2011 Issues   /   October 2011

Many Servicemembers Who Commit Suicide Have Never Seen Battle

USM By U.S. Medicine
October 6, 2011

Many Servicemembers Who Commit Suicide Have Never Seen Battle Cont.

Evaluation of Prevention Programs

Woodson said more research is needed, including using metrics to evaluate suicide prevention programs in the military.

“One of the things that we have to be careful of in a resource-constrained environment is that we don’t fund programs that are not effective, and we allow others that would be effective to wither on the vine,” he said.

Some prevention programs seem to work better than others, Woodson said. For example, servicemembers in custody following arrest are at higher suicide risk, making more critical programs to evaluate their mental-health status.

Assistant Secretary of Defense for Health Affairs Jonathan Woodson, MD explained in his written testimony that just providing sufficient mental-health providers and programs for troops is not enough. Awareness of who is at risk is also vital.
Field testing is complete on the behavioral health component of DoD’s electronic health record, the Armed Forces Health Longitudinal Technology Application (AHLTA), and will be implemented later this year, he said. The system will allow a provider to flag a patient by entering a “Behavioral Health Alert” that designates a patient as either a danger to self or to others.
“Once the alert is put in the system, AHLTA users will see the alert when the patient’s record is reviewed, and all providers will be able to see the treatment plan established by the mental-health provider,” he explained in his written statement.
Woodson also said the joint VA/DoD Clinical Practice Guideline for the Assessment and management of Suicidal Behaviors is under development by the VA/DoD CPG committee’s panel of subject matter expert.
“The guideline will provide clinicians with evidence-based or evidence-informed guidance on the assessment and management of an individual with suicidal ideation,” he wrote.

Peer-to-peer programs seem to work, Woodson said, adding that a key factor is for troops to have access to high-quality mental health care by mental health professionals who understand how to evaluate and treat for suicide risk.

Hazing and Suicide

Near the end of the hearing, Rep.

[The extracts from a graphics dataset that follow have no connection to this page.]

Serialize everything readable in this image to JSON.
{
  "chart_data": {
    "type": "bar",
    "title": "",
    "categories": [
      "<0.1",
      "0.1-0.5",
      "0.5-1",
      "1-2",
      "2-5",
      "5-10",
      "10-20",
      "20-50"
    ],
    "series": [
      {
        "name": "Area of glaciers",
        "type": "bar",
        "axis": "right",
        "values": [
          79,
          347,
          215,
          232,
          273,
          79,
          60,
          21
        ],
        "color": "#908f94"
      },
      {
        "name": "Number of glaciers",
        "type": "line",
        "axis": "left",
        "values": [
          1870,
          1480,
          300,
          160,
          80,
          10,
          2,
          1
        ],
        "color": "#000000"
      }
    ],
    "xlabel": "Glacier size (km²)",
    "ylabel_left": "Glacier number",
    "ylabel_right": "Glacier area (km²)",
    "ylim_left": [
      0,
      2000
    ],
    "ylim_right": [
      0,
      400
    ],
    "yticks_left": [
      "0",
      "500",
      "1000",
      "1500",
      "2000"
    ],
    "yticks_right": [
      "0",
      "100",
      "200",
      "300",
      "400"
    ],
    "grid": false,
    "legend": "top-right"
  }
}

Judy Chu, (D-CA), told the subcommittee and military witnesses about the death of Lance Corp. Harry Lew, a marine who killed himself in Afghanistan in April.

Chu said that Lew was found sleeping on watch one evening while serving in Afghanistan, something that had happened before. At 11:30 p.m., his sergeant called for “peers to correct peers,” she said.

“At 12:01 pm, Lance Corp. Lew was beaten, berated and forced to perform rigorous exercise,” she continued. “He was forced to do pushups and leg lifts wearing full body armor and sand was poured in his mouth. He was forced to dig a hole for hours. He was kicked, punched and stomped on, and it did not stop until 3:20 a.m. At 3:43 a.m., Lance Corp. Lew climbed into the foxhole that he just dug and shot himself and committed suicide.”

Chu then revealed that Lew was her nephew.

“He was 21 years old, and he was looking forward to returning home after three months. He was a very popular and outgoing young man, known for joking and smiling and breakdancing,” she said.

Chu wanted to know whether hazing was expressly prohibited by the services and how the services were preventing “suicide from hazing.”

The military leaders insisted hazing was not tolerated.He HHddd

“This is unfortunate,” said Lt. Gen. Robert E. Milstead Jr., USMC deputy commandant for manpower and reserve affairs. “Hazing is inconsistent with the Marine Corps core values. It is expressly prohibited.”

Woodson expressed his sorrow for Chu’s loss and also said that hazing was “inconsistent” with DoD policy.